E Lucinda desatou a rir. Mas a reflexão veio, e uma sombra de melancolia se lhe espalhou no semblante.
—Esta minha índole zombeteira, murmurou ela, há de ser sempre um obstáculo à minha felicidade. Devo fazer penitência. O ridículo, a que expus os dois atores da cena que se vai passar na sala, é enorme. Eu não o perdoava. Perdoá-lo-á Frederico? Perdoa de certo, perdoa e com que júbilo, em sabendo o motivo que me guiou! Mas não devo deixar passar uma noite sobre o seu ressentimento. Agora mesmo, agora ando esse D. Quixote de donzelas cinqüentonas estar mal-ferido da sua justa cortês, farei como Altisidora, ousarei pôr de parte o pudor feminino para lhe dizer "Amo-te" e para o consolar com essa palavra só do encantamento da nova Dulcinéia.
E a travessa rapariga, desatando a rir, desceu a escada que ia ter ao jardim.
Não havia ainda luar como dissemos, porém, enquanto não surgia a rainha da noite no seu carro triunfal de madre-pérola, as estrelas cintilavam com vivíssima luz no céu azul, e insinuavam os seus raios d'ouro pálido por entre a folhagem das árvores, que a brisa meneava.
Lucinda esteve alguns instantes cismando tristemente. A coquettelamentava talvez o ter-se enleado, para conseguir o seu fim, nesse tão complicado enredo, que afinal a nada remediara, porque se via obrigada a dar o primeiro passo, exatamente como se não tivesse ideado tantas combinações maquiavélicas para obrigar esse tímido César, que podia chegar, ver e vencer, a passar o Rubicão.
Nisto um vulto de homem apareceu, vindo do lado da habitação, cosendo-se com os troncos d'árvores, mas fugindo ligeiramente. Devia ser Frederico.
Lucinda avançou para ele, com o coração a pulsar-lhe violentamente.
— Frederico! balbuciou ela.
O homem parou.
Sou eu, sou Lucinda, continuou a ousada menina nesse momento mais tímida do que ele, eu que venho expiar a minha culpa, e fazer-lhe a confissão que me absolve. Sim di-lo-ei, sem temer que me acusem de imodesta: "Amo-o".

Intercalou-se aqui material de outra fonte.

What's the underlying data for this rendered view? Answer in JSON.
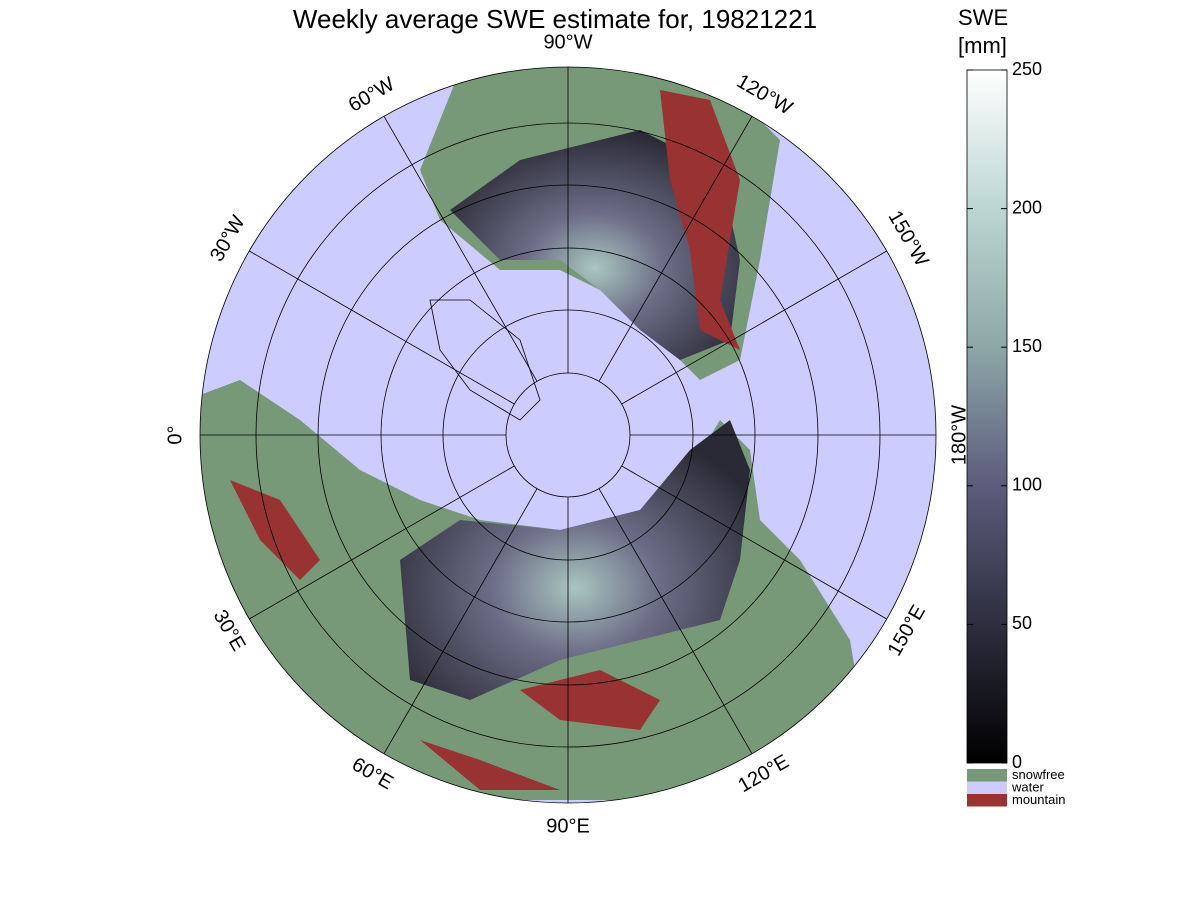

E as suas mãos procuravam as de Frederico. Mas coisa notável, ou mãos deste se lhe esquivavam, ou D. Mariana, arranjando uma variante à mulher de Putifar, em vez de lhe arrancar a capa, lhe arrancara as mãos.
Mas quando Lucinda passava do espanto à cólera, recebeu um impulso violento que a fez ir, cambaleando, segurar-se a um ramo de jasmineiro, e ouviu uma voz grosseira e avinhada, que lhe dizia;
— Você, além de ser descarada, é ladra também? Dize-me ternuras, minha Filis, mas larga os tímidos voláteis.
Lucinda soltou um grito terrível, e fugiu como louca na direção de casa. A esse grito somaram-se passos precipitados, que vinham do fundo do jardim. Um outro homem lançou-se às goelas do interlocutor de Lucinda, e uma outra voz'juvenil de senhora começou a bradar por socorro.
A este barulho correram os criados e destrancaram-se as portas, o jardim inundou-se de luz. D. Mariana apareceu com esplendida toilette àporta de casa, o causador deste tumulto fugiu por cima do muro, deixando os seus despojos nas mãos do seu contendor, e Lucinda, que ficara ofegante à sombra de uma alta figueira que se aferrava ao muro, pode ver, com doloroso espanto, a seguinte cena.
Frederico vitorioso, mas vermelho de cólera e vergonha, tinha nas mãos, como troféus da sua glória, duas galinhas. A pouca distância estava Adelaide escondendo o rosto nas mãos. D. Mariana ficara como que petrificada, os criados riam e segredavam.